Pour Mary Jane Alaku, le fait de pratiquer son sport favori et de se retrouver entre Inuit, le temps d’un match, serait déterminant dans sa réussite scolaire.
«Ça te fait sentir à la maison. Tu peux parler dans ta langue, ça fait du bien […]. Sans l’équipe, je ne pense pas que je serais encore à Montréal», affirme la hockeyeuse.
Une équipe en évolution
Sur les 17 joueurs de l’équipe Natturaliit, 11 sont inuit. Ce mélange d’origine donne lieu à des discussions enrichissantes.
«Le but c’est de devenir une équipe complètement inuit, mais vois-tu, les athlètes me disent qu’ils aiment ça le mélange. C’est l’fun de les voir échanger, ça parle de culture. Ils posent des questions sur la chasse. Il y a un bel échange», mentionne-t-il.
Pour la première fois cette année, l’équipe a accueilli des joueuses. C’était devenu nécessaire face à la demande croissante des hockeyeuses, qui sont nombreuses au Nunavik.
Danny Fafard évalue par ailleurs la possibilité de démarrer une équipe entièrement féminine.
«Comme partout au pays, le hockey féminin se développe. On travaille à faire une équipe de filles aussi.
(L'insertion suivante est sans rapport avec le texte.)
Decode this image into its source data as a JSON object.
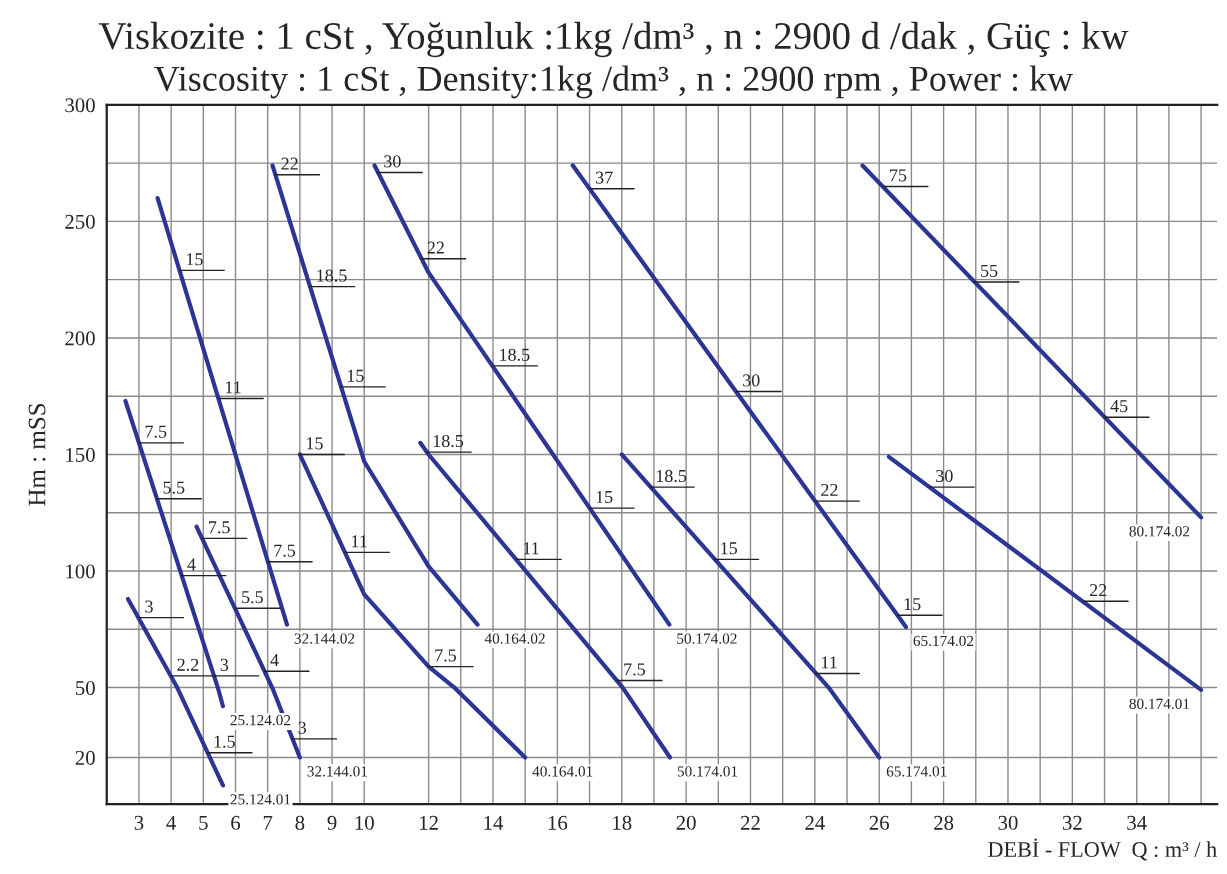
{
  "chart_data": {
    "type": "line",
    "title": "Viskozite : 1 cSt , Yoğunluk :1kg /dm³ , n : 2900 d /dak , Güç : kw",
    "subtitle": "Viscosity : 1 cSt , Density:1kg /dm³ , n : 2900 rpm , Power : kw",
    "xlabel": "DEBİ - FLOW  Q : m³ / h",
    "ylabel": "Hm : mSS",
    "xlim": [
      2,
      36.5
    ],
    "ylim": [
      0,
      300
    ],
    "xticks": [
      3,
      4,
      5,
      6,
      7,
      8,
      9,
      10,
      12,
      {
        "value": 13,
        "label": null
      },
      14,
      {
        "value": 15,
        "label": null
      },
      16,
      {
        "value": 17,
        "label": null
      },
      18,
      {
        "value": 19,
        "label": null
      },
      20,
      {
        "value": 21,
        "label": null
      },
      22,
      {
        "value": 23,
        "label": null
      },
      24,
      {
        "value": 25,
        "label": null
      },
      26,
      {
        "value": 27,
        "label": null
      },
      28,
      {
        "value": 29,
        "label": null
      },
      30,
      {
        "value": 31,
        "label": null
      },
      32,
      {
        "value": 33,
        "label": null
      },
      34,
      {
        "value": 35,
        "label": null
      },
      {
        "value": 36,
        "label": null
      }
    ],
    "yticks": [
      20,
      50,
      {
        "value": 75,
        "label": null
      },
      100,
      {
        "value": 125,
        "label": null
      },
      150,
      {
        "value": 175,
        "label": null
      },
      200,
      {
        "value": 225,
        "label": null
      },
      250,
      {
        "value": 275,
        "label": null
      },
      300
    ],
    "grid": true,
    "legend": false,
    "marker": "none",
    "line_style": "solid",
    "series": [
      {
        "name": "25.124.02",
        "color": "#2b3593",
        "x": [
          2.58,
          5.45,
          5.61
        ],
        "values": [
          173,
          50,
          42
        ]
      },
      {
        "name": "25.124.01",
        "color": "#2b3593",
        "x": [
          2.66,
          4.19,
          5.61
        ],
        "values": [
          88,
          50,
          8
        ]
      },
      {
        "name": "32.144.02",
        "color": "#2b3593",
        "x": [
          3.58,
          7.6
        ],
        "values": [
          260,
          77
        ]
      },
      {
        "name": "32.144.01",
        "color": "#2b3593",
        "x": [
          4.79,
          7.14,
          8
        ],
        "values": [
          119,
          50,
          20
        ]
      },
      {
        "name": "40.164.02",
        "color": "#2b3593",
        "x": [
          7.15,
          10,
          12,
          13.52
        ],
        "values": [
          274,
          147,
          102,
          77
        ]
      },
      {
        "name": "40.164.01",
        "color": "#2b3593",
        "x": [
          8,
          10,
          12,
          12.8,
          15
        ],
        "values": [
          150,
          90,
          59,
          50,
          20
        ]
      },
      {
        "name": "50.174.02",
        "color": "#2b3593",
        "x": [
          10.32,
          12,
          19.48
        ],
        "values": [
          274,
          228,
          77
        ]
      },
      {
        "name": "50.174.01",
        "color": "#2b3593",
        "x": [
          11.74,
          12,
          18.03,
          19.5
        ],
        "values": [
          155,
          150,
          50,
          20
        ]
      },
      {
        "name": "65.174.02",
        "color": "#2b3593",
        "x": [
          16.48,
          26.83
        ],
        "values": [
          274,
          76
        ]
      },
      {
        "name": "65.174.01",
        "color": "#2b3593",
        "x": [
          18,
          24.43,
          26
        ],
        "values": [
          150,
          50,
          20
        ]
      },
      {
        "name": "80.174.02",
        "color": "#2b3593",
        "x": [
          25.48,
          36
        ],
        "values": [
          274,
          123
        ]
      },
      {
        "name": "80.174.01",
        "color": "#2b3593",
        "x": [
          26.3,
          36
        ],
        "values": [
          149,
          49
        ]
      }
    ],
    "annotations": [
      {
        "text": "7.5",
        "x": 3.0,
        "y": 155
      },
      {
        "text": "5.5",
        "x": 3.56,
        "y": 131
      },
      {
        "text": "4",
        "x": 4.32,
        "y": 98
      },
      {
        "text": "3",
        "x": 5.34,
        "y": 55
      },
      {
        "text": "3",
        "x": 3.0,
        "y": 80
      },
      {
        "text": "2.2",
        "x": 4.0,
        "y": 55
      },
      {
        "text": "1.5",
        "x": 5.13,
        "y": 22
      },
      {
        "text": "15",
        "x": 4.27,
        "y": 229
      },
      {
        "text": "11",
        "x": 5.48,
        "y": 174
      },
      {
        "text": "7.5",
        "x": 7.0,
        "y": 104
      },
      {
        "text": "7.5",
        "x": 4.97,
        "y": 114
      },
      {
        "text": "5.5",
        "x": 6.0,
        "y": 84
      },
      {
        "text": "4",
        "x": 6.9,
        "y": 57
      },
      {
        "text": "3",
        "x": 7.76,
        "y": 28
      },
      {
        "text": "22",
        "x": 7.23,
        "y": 270
      },
      {
        "text": "18.5",
        "x": 8.32,
        "y": 222
      },
      {
        "text": "15",
        "x": 9.27,
        "y": 179
      },
      {
        "text": "15",
        "x": 8.0,
        "y": 150
      },
      {
        "text": "11",
        "x": 9.4,
        "y": 108
      },
      {
        "text": "7.5",
        "x": 12.0,
        "y": 59
      },
      {
        "text": "30",
        "x": 10.42,
        "y": 271
      },
      {
        "text": "22",
        "x": 11.77,
        "y": 234
      },
      {
        "text": "18.5",
        "x": 14.0,
        "y": 188
      },
      {
        "text": "15",
        "x": 17.0,
        "y": 127
      },
      {
        "text": "18.5",
        "x": 11.94,
        "y": 151
      },
      {
        "text": "11",
        "x": 14.74,
        "y": 105
      },
      {
        "text": "7.5",
        "x": 17.87,
        "y": 53
      },
      {
        "text": "37",
        "x": 17.0,
        "y": 264
      },
      {
        "text": "30",
        "x": 21.57,
        "y": 177
      },
      {
        "text": "22",
        "x": 24.0,
        "y": 130
      },
      {
        "text": "15",
        "x": 26.57,
        "y": 81
      },
      {
        "text": "18.5",
        "x": 18.87,
        "y": 136
      },
      {
        "text": "15",
        "x": 20.87,
        "y": 105
      },
      {
        "text": "11",
        "x": 24.0,
        "y": 56
      },
      {
        "text": "75",
        "x": 26.13,
        "y": 265
      },
      {
        "text": "55",
        "x": 28.96,
        "y": 224
      },
      {
        "text": "45",
        "x": 33.0,
        "y": 166
      },
      {
        "text": "30",
        "x": 27.57,
        "y": 136
      },
      {
        "text": "22",
        "x": 32.35,
        "y": 87
      }
    ]
  }
}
On va commencer avec des joueuses inuit et compléter avec des joueuses locales», explique-t-il.
Une relève bien en place
Après avoir entraîné l’équipe pendant plusieurs années, Danny Fafard a aujourd’hui laissé ce rôle à deux anciens joueurs, Nicolas Kulula-Lance et Tuniq Berthe.
Les deux entraîneurs comprennent la réalité des joueurs, pour avoir eux-mêmes vécu le déracinement de leur région natale.
«Être en gang avec nos chums du nord, être plus proche de notre culture, de parler notre langue, ça fait du bien […]. Pour les jeunes, ça garde le corps en bonne santé et le moral aussi. Ça enlève tout le stress de la vie de Montréal», note-t-il.
Danny Fafard espère un jour qu’un de ses anciens joueurs, comme Nicolas, puisse prendre les rênes de Natturaliit. Le but étant qu’encore plus de jeunes s’engagent à réussir dans leurs études grâce aux bienfaits du sport.